Emotions are the spice of life, but when they run the show, all hell breaks loose. Where do emotions come from? Everywhere. They are a product of our chemistry, our culture, our families. We take emotional information from our friends, the books we read, the movies we watch, T.V, and increasingly the internet and news outlets. and most of all from our families of origin are perhaps the biggest influencers.

Emotions reside in the part of our brain that is more automatic, and less dependent on facts and reason. Emotions may be based on ancient information that at one time in our human history meant the difference between life and death but is less relevant to modern day life.

When couples are fighting, I often hear, “I couldn’t help it. If he or she didn’t do that, I wouldn’t do…”. The truth is that we manage our emotions all of the time. If we didn’t, we’d be dead or in jail. Think about the last time a driver made you mad. Did you run her off the road? Did you shoot him? Probably not. Why? Because you soothed your emotional response and decided it would not be in your best interests to give in to your anger. You made a choice about how to behave in an emotionally charged situation.

Why don’t we do this with our partners? One reason is that our grievances feel more personal and tend to last longer. The driver didn’t hurt our feelings; he just made us mad. Typically, people are less civil with their mates than they are with most other people. There is a sense of entitlement about our feelings that seems not to exist in other relationships. Perhaps we feel, based on a sense of mutual interdependence, that we are more likely to get away with bad behavior or incivility. It takes a lot to break up a relationship.

People who don’t manage their emotions can do irreparable harm to their partners and their relationships. John Gottman, the noted researcher and psychotherapist, describes relationship deal breakers. He calls these “The Four Horsemen of the Apocalypse”. These are criticism, contempt, defensiveness, and stonewalling.

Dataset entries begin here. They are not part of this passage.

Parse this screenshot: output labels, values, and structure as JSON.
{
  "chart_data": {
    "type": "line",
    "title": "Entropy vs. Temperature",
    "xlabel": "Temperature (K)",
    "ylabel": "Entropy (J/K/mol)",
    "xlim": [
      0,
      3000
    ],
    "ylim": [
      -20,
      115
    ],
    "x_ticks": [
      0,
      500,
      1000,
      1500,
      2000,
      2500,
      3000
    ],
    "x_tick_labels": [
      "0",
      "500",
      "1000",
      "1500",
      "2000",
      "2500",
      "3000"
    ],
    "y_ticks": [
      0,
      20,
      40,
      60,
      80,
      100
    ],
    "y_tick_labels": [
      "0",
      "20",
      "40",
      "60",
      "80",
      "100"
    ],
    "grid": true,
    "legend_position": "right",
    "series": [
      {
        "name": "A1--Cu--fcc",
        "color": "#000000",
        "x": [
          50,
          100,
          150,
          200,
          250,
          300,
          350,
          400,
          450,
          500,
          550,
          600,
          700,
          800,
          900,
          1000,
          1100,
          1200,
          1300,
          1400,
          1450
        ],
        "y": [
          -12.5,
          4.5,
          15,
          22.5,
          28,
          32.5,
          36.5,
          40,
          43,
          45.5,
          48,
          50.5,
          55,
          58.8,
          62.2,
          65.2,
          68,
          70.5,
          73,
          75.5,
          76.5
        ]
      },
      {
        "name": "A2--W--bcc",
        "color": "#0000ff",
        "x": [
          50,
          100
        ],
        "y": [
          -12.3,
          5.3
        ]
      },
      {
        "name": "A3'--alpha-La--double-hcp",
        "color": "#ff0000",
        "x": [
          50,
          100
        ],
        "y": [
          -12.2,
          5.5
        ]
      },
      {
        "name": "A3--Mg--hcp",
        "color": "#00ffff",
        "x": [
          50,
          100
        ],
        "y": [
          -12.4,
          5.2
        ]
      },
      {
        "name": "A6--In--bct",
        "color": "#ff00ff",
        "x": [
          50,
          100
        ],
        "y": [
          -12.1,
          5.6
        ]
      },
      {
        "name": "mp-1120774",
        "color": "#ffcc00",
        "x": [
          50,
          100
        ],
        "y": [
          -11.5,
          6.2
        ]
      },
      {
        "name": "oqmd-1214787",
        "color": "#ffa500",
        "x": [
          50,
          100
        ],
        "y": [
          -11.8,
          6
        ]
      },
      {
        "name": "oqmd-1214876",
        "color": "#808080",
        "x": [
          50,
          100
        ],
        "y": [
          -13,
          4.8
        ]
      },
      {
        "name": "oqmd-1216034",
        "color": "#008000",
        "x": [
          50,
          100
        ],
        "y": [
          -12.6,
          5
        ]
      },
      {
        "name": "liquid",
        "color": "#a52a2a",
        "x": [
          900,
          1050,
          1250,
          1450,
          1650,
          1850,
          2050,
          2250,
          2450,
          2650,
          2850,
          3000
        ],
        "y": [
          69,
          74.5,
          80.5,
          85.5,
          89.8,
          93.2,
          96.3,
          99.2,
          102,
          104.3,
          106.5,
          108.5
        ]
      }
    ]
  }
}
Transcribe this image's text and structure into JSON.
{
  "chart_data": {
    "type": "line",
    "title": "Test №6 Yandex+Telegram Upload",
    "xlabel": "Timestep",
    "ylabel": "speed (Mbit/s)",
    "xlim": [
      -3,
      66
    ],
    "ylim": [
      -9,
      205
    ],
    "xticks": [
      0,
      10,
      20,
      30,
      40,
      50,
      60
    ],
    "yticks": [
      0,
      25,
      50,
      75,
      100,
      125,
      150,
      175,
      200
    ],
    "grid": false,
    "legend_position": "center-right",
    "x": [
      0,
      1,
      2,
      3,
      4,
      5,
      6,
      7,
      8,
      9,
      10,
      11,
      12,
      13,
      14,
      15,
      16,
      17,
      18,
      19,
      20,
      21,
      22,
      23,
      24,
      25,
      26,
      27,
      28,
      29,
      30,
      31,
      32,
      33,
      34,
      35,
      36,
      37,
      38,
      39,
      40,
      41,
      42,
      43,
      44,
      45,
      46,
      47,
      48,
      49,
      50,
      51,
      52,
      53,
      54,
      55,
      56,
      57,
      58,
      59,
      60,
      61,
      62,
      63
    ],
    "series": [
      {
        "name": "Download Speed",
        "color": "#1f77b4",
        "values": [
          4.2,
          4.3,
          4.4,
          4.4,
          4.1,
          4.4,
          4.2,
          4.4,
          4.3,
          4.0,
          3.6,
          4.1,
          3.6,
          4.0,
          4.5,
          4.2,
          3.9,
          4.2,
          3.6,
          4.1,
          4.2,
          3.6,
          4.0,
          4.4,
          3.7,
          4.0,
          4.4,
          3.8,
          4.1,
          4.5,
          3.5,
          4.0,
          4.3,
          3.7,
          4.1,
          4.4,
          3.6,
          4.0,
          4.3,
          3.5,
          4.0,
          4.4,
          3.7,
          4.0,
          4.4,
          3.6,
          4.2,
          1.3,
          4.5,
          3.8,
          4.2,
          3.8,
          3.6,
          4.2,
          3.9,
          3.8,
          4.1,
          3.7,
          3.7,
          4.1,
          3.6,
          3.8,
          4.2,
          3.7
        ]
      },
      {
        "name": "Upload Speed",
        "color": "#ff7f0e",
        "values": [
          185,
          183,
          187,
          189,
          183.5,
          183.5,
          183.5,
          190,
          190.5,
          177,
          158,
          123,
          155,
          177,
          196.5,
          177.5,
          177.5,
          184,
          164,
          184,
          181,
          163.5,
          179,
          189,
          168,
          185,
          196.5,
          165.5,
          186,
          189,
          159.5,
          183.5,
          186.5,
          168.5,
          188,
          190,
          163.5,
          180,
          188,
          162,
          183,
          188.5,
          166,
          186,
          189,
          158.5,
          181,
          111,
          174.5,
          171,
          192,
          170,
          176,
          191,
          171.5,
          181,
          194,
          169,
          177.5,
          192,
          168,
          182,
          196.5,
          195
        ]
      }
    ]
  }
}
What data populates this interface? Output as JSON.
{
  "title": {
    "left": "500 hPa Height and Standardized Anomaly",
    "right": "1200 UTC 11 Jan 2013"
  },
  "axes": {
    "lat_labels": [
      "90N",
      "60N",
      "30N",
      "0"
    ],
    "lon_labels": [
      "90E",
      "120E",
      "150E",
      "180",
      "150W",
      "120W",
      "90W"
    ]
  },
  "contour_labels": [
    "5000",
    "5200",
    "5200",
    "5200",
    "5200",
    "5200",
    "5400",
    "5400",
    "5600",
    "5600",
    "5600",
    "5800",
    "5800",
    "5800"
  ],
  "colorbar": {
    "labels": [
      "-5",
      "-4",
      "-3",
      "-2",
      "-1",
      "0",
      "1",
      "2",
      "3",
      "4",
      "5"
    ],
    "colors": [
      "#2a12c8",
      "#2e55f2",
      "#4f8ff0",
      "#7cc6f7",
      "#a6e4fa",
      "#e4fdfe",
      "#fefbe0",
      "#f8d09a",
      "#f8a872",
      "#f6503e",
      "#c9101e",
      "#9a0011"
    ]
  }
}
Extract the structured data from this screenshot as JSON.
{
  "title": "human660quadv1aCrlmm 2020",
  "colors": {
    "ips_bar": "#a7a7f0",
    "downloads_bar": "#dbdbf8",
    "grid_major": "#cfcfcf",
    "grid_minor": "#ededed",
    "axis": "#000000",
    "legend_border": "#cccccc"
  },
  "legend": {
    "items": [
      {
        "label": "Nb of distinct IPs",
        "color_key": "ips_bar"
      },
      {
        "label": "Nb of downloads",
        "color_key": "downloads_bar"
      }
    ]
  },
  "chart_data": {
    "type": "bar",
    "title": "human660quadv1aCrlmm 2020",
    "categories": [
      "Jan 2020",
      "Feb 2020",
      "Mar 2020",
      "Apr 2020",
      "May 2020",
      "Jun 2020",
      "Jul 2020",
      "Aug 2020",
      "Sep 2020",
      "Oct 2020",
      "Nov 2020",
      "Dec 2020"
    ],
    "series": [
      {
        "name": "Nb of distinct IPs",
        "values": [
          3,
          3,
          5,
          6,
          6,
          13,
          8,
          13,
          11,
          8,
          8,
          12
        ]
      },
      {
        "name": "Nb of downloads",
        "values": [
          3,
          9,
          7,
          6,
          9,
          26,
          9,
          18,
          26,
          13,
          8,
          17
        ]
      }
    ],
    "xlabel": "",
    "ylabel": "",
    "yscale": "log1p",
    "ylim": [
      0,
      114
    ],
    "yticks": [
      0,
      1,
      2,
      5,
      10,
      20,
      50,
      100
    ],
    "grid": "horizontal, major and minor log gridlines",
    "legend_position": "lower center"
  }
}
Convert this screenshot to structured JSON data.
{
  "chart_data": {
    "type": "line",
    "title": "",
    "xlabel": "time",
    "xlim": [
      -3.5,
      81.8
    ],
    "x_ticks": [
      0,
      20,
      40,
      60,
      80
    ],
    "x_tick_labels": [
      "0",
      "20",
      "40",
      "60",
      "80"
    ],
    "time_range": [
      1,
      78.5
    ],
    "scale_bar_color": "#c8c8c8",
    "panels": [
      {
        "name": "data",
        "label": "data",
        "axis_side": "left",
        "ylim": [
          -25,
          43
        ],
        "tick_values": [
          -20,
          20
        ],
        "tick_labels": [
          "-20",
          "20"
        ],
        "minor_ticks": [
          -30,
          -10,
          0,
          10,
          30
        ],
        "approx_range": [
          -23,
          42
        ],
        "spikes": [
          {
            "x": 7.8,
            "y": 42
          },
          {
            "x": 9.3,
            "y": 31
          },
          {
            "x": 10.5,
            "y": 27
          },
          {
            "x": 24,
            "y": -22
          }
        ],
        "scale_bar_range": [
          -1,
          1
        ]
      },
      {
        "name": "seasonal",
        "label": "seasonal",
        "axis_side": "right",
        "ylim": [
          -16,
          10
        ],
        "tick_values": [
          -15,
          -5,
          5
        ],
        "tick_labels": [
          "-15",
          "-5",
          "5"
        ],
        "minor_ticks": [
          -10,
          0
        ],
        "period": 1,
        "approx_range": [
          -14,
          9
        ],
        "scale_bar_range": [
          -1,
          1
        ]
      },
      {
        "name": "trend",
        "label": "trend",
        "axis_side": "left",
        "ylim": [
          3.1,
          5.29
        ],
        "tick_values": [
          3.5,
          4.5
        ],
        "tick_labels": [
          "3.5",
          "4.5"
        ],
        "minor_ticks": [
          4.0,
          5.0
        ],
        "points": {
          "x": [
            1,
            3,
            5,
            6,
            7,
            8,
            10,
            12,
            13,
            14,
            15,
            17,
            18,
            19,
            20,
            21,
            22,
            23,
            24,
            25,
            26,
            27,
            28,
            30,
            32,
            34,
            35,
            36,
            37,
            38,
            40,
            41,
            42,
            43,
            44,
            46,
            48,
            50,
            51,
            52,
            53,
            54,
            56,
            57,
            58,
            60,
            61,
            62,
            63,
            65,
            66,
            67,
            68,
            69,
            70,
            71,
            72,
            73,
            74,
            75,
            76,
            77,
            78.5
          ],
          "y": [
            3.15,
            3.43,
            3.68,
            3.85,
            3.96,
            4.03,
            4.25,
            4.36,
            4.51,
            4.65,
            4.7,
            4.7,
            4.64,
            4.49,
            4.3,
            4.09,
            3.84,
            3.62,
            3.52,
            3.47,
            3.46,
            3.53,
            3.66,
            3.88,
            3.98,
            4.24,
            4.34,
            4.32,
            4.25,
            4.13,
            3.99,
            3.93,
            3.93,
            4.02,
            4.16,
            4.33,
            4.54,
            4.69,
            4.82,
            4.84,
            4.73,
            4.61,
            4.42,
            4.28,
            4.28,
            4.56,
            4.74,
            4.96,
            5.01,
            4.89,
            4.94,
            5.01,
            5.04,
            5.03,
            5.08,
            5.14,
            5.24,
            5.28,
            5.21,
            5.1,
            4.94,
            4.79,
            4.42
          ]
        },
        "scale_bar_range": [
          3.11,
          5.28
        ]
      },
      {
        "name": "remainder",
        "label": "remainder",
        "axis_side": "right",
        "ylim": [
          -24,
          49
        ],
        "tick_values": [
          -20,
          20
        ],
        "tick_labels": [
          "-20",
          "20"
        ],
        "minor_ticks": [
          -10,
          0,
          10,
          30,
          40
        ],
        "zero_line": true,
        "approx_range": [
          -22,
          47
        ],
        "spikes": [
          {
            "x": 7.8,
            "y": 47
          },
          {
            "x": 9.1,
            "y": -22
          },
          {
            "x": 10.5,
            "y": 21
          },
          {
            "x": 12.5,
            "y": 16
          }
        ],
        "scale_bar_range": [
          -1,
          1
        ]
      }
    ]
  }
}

People who resort to any of these tactics torpedo their relationships. Nothing can make up for it.

How do you avoid the Four Horsemen, and learn to manage your emotions? It’s important to understand that while you can’t always control what you feel, you can control your thoughts and your actions. Taking a time out, deep breathing, or physical exercise can help you to self soothe enough to decide how you want to respond. You are then in charge of yourself and much more likely to make a useful choice about what to say or do.